With the release of PostGIS 3.0, queries that ORDER BY geometry columns will return rows using a Hilbert curve ordering, and do so about twice as fast.
Whuuuut!?!
The history of “ordering by geometry” in PostGIS is mostly pretty bad. Up until version 2.4 (2017), if you did ORDER BY on a geometry column, your rows would be returned using the ordering of the minimum X coordinate value in the geometry.
One of the things users expect of “ordering” is that items that are “close” to each other in the ordered list should also be “close” to each other in the domain of the values. For example, in a set of sales orders ordered by price, rows next to each other have similar prices.

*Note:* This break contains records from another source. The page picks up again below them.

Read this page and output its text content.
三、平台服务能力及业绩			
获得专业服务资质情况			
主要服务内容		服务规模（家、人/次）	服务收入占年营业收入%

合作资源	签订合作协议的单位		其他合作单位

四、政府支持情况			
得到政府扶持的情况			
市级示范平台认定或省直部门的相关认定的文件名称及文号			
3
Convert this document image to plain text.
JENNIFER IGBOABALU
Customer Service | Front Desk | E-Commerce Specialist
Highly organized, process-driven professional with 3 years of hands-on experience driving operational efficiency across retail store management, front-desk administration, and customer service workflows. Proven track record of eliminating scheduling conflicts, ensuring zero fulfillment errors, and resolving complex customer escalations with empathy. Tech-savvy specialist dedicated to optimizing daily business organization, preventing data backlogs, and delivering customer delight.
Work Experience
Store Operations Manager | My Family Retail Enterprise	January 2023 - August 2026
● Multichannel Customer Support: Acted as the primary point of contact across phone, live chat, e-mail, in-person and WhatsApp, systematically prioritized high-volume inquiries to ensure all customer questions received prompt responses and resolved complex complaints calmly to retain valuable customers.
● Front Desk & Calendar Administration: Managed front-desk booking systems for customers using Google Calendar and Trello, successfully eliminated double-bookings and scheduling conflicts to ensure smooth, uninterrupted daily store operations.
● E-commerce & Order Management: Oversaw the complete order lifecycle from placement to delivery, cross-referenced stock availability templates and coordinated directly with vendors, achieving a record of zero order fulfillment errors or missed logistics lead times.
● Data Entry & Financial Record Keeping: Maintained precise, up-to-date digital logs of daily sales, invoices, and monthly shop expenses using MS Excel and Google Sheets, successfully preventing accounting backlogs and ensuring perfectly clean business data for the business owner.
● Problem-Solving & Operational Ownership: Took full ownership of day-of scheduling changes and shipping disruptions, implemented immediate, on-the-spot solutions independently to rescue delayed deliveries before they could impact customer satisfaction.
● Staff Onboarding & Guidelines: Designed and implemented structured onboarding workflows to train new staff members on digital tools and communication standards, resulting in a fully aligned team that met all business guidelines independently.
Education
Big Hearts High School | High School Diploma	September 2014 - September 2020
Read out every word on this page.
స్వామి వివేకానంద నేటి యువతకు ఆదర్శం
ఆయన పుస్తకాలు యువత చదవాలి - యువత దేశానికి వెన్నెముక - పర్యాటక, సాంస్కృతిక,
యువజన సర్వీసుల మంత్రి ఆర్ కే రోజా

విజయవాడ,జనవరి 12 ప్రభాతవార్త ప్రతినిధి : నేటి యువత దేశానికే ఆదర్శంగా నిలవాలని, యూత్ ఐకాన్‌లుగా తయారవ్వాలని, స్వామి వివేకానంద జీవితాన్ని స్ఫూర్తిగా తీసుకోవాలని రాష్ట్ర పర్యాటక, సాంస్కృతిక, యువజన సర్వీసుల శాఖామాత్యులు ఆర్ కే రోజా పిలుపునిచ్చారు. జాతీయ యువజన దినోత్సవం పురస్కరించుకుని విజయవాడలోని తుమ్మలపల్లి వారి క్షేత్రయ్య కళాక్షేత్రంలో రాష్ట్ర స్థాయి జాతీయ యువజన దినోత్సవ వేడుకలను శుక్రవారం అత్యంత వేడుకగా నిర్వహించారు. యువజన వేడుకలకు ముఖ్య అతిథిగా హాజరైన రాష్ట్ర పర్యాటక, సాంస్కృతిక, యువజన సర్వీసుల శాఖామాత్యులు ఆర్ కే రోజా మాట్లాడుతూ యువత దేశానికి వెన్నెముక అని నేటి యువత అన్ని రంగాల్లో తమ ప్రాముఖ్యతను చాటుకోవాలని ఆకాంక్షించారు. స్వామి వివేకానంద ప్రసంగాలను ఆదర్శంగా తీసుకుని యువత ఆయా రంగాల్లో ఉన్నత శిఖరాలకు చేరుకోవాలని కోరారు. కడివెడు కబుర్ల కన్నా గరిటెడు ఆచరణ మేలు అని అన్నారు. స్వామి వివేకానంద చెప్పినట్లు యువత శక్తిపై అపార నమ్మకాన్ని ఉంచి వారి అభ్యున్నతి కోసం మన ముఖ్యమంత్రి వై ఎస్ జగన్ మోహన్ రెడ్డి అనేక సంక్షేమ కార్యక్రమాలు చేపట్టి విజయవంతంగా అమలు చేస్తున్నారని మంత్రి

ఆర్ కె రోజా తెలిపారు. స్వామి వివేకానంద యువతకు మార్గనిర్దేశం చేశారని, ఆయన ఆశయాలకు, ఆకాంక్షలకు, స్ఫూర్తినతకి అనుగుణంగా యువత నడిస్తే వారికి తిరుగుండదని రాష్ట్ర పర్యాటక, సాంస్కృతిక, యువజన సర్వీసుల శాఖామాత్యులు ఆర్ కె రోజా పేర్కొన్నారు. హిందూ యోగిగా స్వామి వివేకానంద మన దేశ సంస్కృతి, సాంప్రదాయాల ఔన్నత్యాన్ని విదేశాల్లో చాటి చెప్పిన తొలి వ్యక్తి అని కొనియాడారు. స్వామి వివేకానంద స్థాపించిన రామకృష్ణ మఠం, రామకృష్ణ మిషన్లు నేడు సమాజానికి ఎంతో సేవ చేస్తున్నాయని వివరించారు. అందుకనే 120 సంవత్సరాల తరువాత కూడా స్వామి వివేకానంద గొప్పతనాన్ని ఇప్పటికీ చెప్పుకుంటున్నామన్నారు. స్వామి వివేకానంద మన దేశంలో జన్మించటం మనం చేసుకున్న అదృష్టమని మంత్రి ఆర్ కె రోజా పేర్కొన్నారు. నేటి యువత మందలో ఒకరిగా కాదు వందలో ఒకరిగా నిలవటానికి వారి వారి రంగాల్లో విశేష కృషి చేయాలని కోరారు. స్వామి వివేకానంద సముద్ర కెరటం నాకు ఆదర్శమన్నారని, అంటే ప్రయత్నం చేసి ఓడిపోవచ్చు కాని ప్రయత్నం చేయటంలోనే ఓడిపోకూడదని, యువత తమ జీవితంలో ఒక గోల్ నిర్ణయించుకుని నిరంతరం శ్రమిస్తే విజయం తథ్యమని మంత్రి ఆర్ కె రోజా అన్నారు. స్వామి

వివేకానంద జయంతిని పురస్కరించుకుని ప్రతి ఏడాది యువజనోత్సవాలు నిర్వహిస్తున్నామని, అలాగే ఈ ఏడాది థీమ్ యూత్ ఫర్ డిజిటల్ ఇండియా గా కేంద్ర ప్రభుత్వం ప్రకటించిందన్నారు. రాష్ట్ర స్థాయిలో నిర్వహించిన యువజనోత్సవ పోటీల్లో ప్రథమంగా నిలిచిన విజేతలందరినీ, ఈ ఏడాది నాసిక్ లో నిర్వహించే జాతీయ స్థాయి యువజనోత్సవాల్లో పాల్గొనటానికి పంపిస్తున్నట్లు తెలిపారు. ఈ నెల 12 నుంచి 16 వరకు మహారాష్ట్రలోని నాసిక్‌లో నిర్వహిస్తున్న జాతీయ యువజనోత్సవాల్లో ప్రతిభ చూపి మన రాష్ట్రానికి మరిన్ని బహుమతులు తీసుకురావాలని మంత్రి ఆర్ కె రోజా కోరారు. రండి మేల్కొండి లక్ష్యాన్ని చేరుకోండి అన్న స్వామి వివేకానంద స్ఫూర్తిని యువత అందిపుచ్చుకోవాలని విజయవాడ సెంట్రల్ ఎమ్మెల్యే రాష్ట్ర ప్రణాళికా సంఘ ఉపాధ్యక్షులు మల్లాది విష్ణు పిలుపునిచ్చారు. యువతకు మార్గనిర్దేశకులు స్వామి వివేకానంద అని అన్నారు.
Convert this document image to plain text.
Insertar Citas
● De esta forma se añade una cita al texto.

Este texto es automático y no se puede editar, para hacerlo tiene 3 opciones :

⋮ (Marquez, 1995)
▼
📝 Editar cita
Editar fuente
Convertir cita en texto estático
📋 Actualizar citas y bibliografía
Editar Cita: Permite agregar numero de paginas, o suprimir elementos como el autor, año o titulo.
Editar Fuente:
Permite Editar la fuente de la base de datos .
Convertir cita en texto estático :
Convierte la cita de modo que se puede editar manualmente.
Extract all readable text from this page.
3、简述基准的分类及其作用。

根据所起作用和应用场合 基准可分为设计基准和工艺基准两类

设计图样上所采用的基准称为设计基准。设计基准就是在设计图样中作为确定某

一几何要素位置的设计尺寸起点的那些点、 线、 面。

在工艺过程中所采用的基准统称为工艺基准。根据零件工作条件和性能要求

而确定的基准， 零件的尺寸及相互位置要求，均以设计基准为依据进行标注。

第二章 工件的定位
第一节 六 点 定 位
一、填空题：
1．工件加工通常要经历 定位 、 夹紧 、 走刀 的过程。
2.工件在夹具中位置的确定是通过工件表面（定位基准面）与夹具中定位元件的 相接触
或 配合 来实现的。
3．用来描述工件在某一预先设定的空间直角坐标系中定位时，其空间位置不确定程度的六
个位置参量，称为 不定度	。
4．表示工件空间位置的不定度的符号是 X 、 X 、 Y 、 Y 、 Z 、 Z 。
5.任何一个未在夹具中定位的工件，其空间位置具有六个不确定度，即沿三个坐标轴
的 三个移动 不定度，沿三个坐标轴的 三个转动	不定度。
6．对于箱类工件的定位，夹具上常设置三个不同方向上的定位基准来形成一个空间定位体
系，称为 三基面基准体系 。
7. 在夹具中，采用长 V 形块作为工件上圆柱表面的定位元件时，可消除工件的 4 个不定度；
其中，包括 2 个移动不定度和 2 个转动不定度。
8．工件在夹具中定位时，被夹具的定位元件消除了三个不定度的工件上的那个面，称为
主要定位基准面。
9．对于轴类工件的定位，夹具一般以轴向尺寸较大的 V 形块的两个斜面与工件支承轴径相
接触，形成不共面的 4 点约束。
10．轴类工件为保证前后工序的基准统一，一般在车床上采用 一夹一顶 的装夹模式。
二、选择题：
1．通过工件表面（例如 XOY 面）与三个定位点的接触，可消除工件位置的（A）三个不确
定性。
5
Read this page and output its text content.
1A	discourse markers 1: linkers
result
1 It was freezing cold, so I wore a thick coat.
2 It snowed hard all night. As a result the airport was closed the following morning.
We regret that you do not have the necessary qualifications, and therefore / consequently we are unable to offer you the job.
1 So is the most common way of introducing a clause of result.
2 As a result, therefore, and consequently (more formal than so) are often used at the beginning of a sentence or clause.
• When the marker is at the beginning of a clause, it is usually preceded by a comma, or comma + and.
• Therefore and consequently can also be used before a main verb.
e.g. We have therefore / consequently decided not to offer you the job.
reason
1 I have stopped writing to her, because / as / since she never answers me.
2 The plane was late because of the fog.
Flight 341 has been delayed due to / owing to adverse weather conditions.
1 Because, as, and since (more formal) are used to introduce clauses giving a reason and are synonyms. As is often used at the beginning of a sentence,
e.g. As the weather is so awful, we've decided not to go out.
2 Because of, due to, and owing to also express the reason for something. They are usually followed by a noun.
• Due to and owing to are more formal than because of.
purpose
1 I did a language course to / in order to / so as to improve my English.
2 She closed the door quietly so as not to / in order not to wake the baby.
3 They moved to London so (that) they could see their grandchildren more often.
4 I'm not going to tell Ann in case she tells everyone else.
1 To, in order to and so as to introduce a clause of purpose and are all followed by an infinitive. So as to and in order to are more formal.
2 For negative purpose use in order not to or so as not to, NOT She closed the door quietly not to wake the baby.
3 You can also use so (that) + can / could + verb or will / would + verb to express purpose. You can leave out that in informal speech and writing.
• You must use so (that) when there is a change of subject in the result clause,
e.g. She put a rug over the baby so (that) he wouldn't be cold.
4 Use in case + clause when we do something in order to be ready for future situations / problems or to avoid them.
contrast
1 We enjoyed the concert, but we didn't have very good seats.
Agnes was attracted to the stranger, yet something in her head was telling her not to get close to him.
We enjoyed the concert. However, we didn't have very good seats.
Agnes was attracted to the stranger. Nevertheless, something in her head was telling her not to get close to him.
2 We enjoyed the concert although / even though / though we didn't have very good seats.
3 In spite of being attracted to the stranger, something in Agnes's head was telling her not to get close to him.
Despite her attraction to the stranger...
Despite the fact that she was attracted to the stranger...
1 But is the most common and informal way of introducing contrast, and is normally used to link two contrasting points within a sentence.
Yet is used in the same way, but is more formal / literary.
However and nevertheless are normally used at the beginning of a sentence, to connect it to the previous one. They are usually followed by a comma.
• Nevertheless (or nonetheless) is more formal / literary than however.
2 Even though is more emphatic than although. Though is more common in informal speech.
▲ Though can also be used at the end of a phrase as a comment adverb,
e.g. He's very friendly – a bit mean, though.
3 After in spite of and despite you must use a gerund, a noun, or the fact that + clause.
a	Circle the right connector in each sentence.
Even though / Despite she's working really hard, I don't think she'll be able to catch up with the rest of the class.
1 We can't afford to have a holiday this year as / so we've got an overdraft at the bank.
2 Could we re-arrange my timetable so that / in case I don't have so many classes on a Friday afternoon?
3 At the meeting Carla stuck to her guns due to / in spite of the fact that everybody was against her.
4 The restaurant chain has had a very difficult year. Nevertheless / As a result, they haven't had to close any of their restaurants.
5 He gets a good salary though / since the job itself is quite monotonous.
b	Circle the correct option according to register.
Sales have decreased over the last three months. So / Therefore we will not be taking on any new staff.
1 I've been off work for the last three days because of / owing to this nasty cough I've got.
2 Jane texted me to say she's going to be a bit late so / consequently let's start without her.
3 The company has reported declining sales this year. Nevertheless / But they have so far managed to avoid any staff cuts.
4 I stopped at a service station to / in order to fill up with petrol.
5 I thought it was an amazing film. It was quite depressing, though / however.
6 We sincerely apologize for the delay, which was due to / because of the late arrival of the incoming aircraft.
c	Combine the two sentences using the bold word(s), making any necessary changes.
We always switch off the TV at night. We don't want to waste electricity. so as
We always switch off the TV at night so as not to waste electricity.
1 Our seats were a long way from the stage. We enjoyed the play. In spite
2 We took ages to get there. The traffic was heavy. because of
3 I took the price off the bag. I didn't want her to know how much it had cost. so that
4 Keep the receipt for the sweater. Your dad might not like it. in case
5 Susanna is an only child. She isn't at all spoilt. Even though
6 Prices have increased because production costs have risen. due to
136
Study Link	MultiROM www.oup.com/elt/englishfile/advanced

To visualize what geometry ordering looks like, I started with a field of 10,000 random points.
Each point in the ordering is close in the X coordinate, but since the Y coordinate can be anything, there’s not much spatial coherence to the ordered set. A better spatial ordering will keep points that are near in space also near in the set.
For 2.4 we got a little clever. Instead of sorting by the minimum X coordinate, we took the center of the geomery bounds, and created a Morton curve out of the X and Y coordinates. Morton keys just involve interleaving the bits of the values on the two axes, which is a relatively cheap operation.
The result is way more spatially coherent.
For 3.0, we have replaced the Morton curve with a Hilbert curve. The Hilbert curve is slightly more expensive to calculate, but we offset that by stripping out some wasted cycles in other parts of the old implementation, and the new code is now faster, and also even more spatially coherent.